The reason a 200-250w COB will perform like a 600w HPS is because HIDs are incandescent, meaning they use heat to create light by design. Everyone should easily recognize that heating an element up consumes and wastes quite a bit of electricity. It’s why we are switching from normal enhanced incandescent house lights to LED lights. COBs use electroluminescence, whereby a current is passed over/through a phosphor chip creating light in a spectrum correlated to the elements in the chip face. This is how COBs can put out the power of HIDs with less than half the wattage and minimal heat without breaking the Four Laws of Thermodynamics.

Are we all in agreement with this information?
 

nfhiggs

Well-Known Member
Watts and electrical energy is a form of input. It’s what the light uses, not the plant.
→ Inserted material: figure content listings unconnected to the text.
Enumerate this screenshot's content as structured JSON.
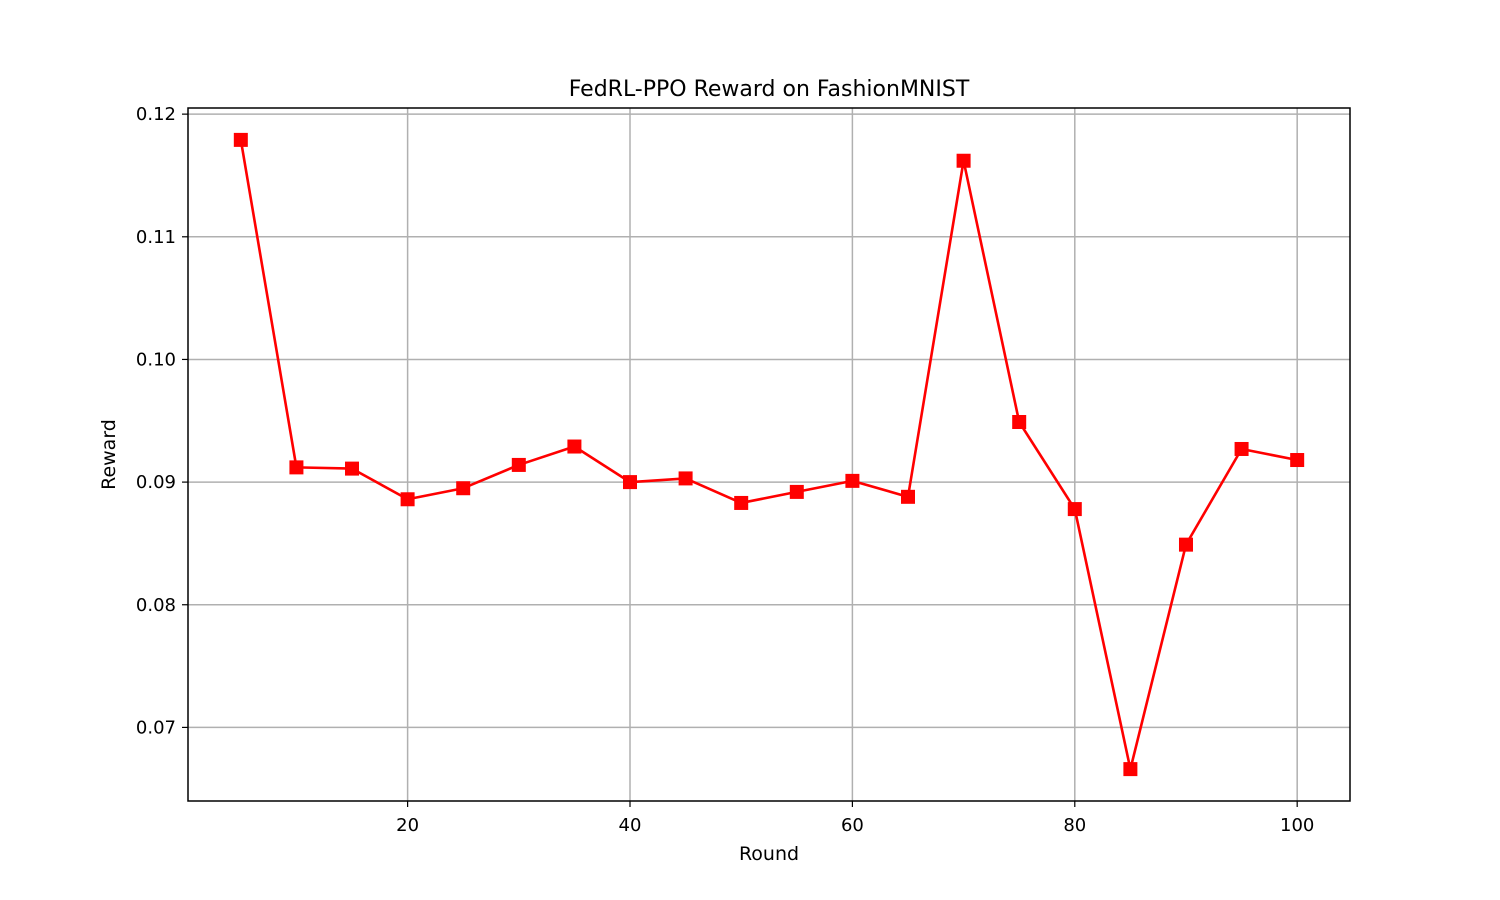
{
  "chart_data": {
    "type": "line",
    "title": "FedRL-PPO Reward on FashionMNIST",
    "xlabel": "Round",
    "ylabel": "Reward",
    "xlim": [
      0.25,
      104.75
    ],
    "ylim": [
      0.064,
      0.1205
    ],
    "xticks": [
      20,
      40,
      60,
      80,
      100
    ],
    "yticks": [
      0.07,
      0.08,
      0.09,
      0.1,
      0.11,
      0.12
    ],
    "ytick_labels": [
      "0.07",
      "0.08",
      "0.09",
      "0.10",
      "0.11",
      "0.12"
    ],
    "grid": true,
    "series": [
      {
        "color": "#ff0000",
        "marker": "square",
        "x": [
          5,
          10,
          15,
          20,
          25,
          30,
          35,
          40,
          45,
          50,
          55,
          60,
          65,
          70,
          75,
          80,
          85,
          90,
          95,
          100
        ],
        "y": [
          0.1179,
          0.0912,
          0.0911,
          0.0886,
          0.0895,
          0.0914,
          0.0929,
          0.09,
          0.0903,
          0.0883,
          0.0892,
          0.0901,
          0.0888,
          0.1162,
          0.0949,
          0.0878,
          0.0666,
          0.0849,
          0.0927,
          0.0918
        ]
      }
    ]
  }
}
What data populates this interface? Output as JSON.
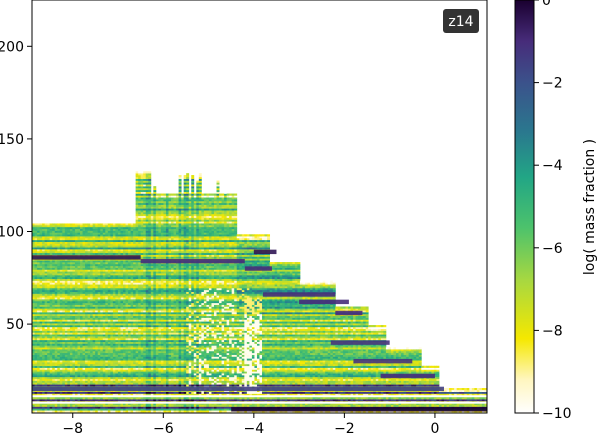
{
  "chart_data": {
    "type": "heatmap",
    "badge": "z14",
    "title": "",
    "xlabel": "",
    "ylabel": "",
    "xlim": [
      -8.9,
      1.15
    ],
    "ylim": [
      2,
      225
    ],
    "xticks": [
      -8,
      -6,
      -4,
      -2,
      0
    ],
    "xtick_labels": [
      "−8",
      "−6",
      "−4",
      "−2",
      "0"
    ],
    "yticks": [
      50,
      100,
      150,
      200
    ],
    "ytick_labels": [
      "50",
      "100",
      "150",
      "200"
    ],
    "colorbar": {
      "label": "log( mass fraction )",
      "range": [
        -10,
        0
      ],
      "ticks": [
        0,
        -2,
        -4,
        -6,
        -8,
        -10
      ],
      "tick_labels": [
        "0",
        "−2",
        "−4",
        "−6",
        "−8",
        "−10"
      ],
      "colormap": "viridis_r"
    },
    "envelope": [
      {
        "x_start": -8.9,
        "x_end": -6.6,
        "top_mass": 105
      },
      {
        "x_start": -6.6,
        "x_end": -6.3,
        "top_mass": 132
      },
      {
        "x_start": -6.3,
        "x_end": -4.4,
        "top_mass": 120
      },
      {
        "x_start": -4.4,
        "x_end": -3.65,
        "top_mass": 98
      },
      {
        "x_start": -3.65,
        "x_end": -3.0,
        "top_mass": 83
      },
      {
        "x_start": -3.0,
        "x_end": -2.2,
        "top_mass": 73
      },
      {
        "x_start": -2.2,
        "x_end": -1.5,
        "top_mass": 59
      },
      {
        "x_start": -1.5,
        "x_end": -1.1,
        "top_mass": 49
      },
      {
        "x_start": -1.1,
        "x_end": -0.3,
        "top_mass": 37
      },
      {
        "x_start": -0.3,
        "x_end": 0.1,
        "top_mass": 27
      },
      {
        "x_start": 0.1,
        "x_end": 1.15,
        "top_mass": 15
      }
    ],
    "dominant_bands": [
      {
        "mass": 86,
        "x_start": -8.9,
        "x_end": -6.5,
        "log_fraction": -0.5
      },
      {
        "mass": 84,
        "x_start": -6.5,
        "x_end": -4.2,
        "log_fraction": -1.0
      },
      {
        "mass": 89,
        "x_start": -4.0,
        "x_end": -3.5,
        "log_fraction": -0.5
      },
      {
        "mass": 80,
        "x_start": -4.2,
        "x_end": -3.6,
        "log_fraction": -1.0
      },
      {
        "mass": 66,
        "x_start": -3.8,
        "x_end": -2.2,
        "log_fraction": -1.0
      },
      {
        "mass": 62,
        "x_start": -3.0,
        "x_end": -1.9,
        "log_fraction": -1.0
      },
      {
        "mass": 56,
        "x_start": -2.2,
        "x_end": -1.6,
        "log_fraction": -1.0
      },
      {
        "mass": 40,
        "x_start": -2.3,
        "x_end": -1.0,
        "log_fraction": -1.2
      },
      {
        "mass": 30,
        "x_start": -1.8,
        "x_end": -0.5,
        "log_fraction": -1.2
      },
      {
        "mass": 22,
        "x_start": -1.2,
        "x_end": 0.0,
        "log_fraction": -1.0
      },
      {
        "mass": 15,
        "x_start": -8.9,
        "x_end": 0.2,
        "log_fraction": -1.5
      },
      {
        "mass": 4,
        "x_start": -4.5,
        "x_end": 1.15,
        "log_fraction": 0.0
      }
    ]
  }
}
The photons are the output energy.

The reason a 200-250w COB will perform like a 600w HPS is because HIDs are incandescent, meaning they use heat to create light by design. Everyone should easily recognize that heating an element up consumes and wastes quite a bit of electricity. It’s why we are switching from normal enhanced incandescent house lights to LED lights. COBs use electroluminescence, whereby a current is passed over/through a phosphor chip creating light in a spectrum correlated to the elements in the chip face. This is how COBs can put out the power of HIDs with less than half the wattage and minimal heat without breaking the Four Laws of Thermodynamics.

Are we all in agreement with this information?
HIDs are not incandescent. HIDs are electric arc lights. They discharge an electric arc through a gas, that ionizes and emits light. They do not have a "heating element". They are actually more closely related to fluorescent lights than incandescent lights.

LEDs pass current through a semi-conductor PN junction, which emits light at around 465 nm into a semi-transparent phosphor coating, which shifts the frequency of the photons, spreading the spectrum out.

HID lights are 100 to 150 l/w efficient. LEDs are anywhere from 90 to 210 l/w efficient. Flouro is something like 40-60, and incandescent is 10-20.
 

Olive Drab Green

Well-Known Member
that post means nothing to me.

what are *you* talking about? if those are PPFD numbers they are meaningless without the area over which they are applied. ill listen to your argument if you can back it up. Otherwise i have to assume you are a victim of clever marketing
PPFD typically refers to a square meter.
 

Olive Drab Green

Well-Known Member
sounds like you are assuming a spot reading of 1013 umol/m/s^2 from your 200W light means that is applicable over a square meter which isnt the case
most LEDs are at best 40% more efficient than HPS. thats just reality from many many different approaches of measurement
It isn’t a spot reading. 1 of my Cree CXB3590s (36v @ 2150mA) was about 860 PPFD in an 18x18. The Vero29C from Tasty at 1670mA was 920 in an 18x18. Those were under 100w each and I had 3. Now I’m using 2 Vero29Cs at 200w.
 

CobKits

Well-Known Member
It isn’t a spot reading. 1 of my Cree CXB3590s (36v @ 2150mA) was about 860 PPFD in an 18x18. The Vero29C from Tasty at 1670mA was 920 in an 18x18. Those were under 100w each and I had 3. Now I’m using 2 Vero29Cs at 200w.
thats fine. your small areas dont extrapolate to a square meter. yous need 5 of each of those rigs to uniformly cover a square meter and extrapolate approximate ppf numbers to compare technologies
 

CobKits

Well-Known Member
It isn’t a spot reading. 1 of my Cree CXB3590s (36v @ 2150mA) was about 860 PPFD in an 18x18.
oh and it is a spot reading by definition.

get the math under your belt and we can talk about your pretty buds which could be very easily grown in an 18x18 space with 150W of HPS. 250-400W of HID would be way too much for that space
 

Olive Drab Green

Well-Known Member
thats fine. your small areas dont extrapolate to a square meter. yous need 5 of each of those rigs to uniformly cover a square meter and extrapolate approximate ppf numbers to compare technologies
I definitely don’t need anything at all. Like I said, 2 4-foot tall plants in a 4x2.
 

Olive Drab Green

Well-Known Member
oh and it is a spot reading by definition.

get the math under your belt and we can talk about your pretty buds which could be very easily grown in an 18x18 space with 150W of HPS
Bullshit. No way. 150w in an 18x18? You should close shop if you seriously believe that.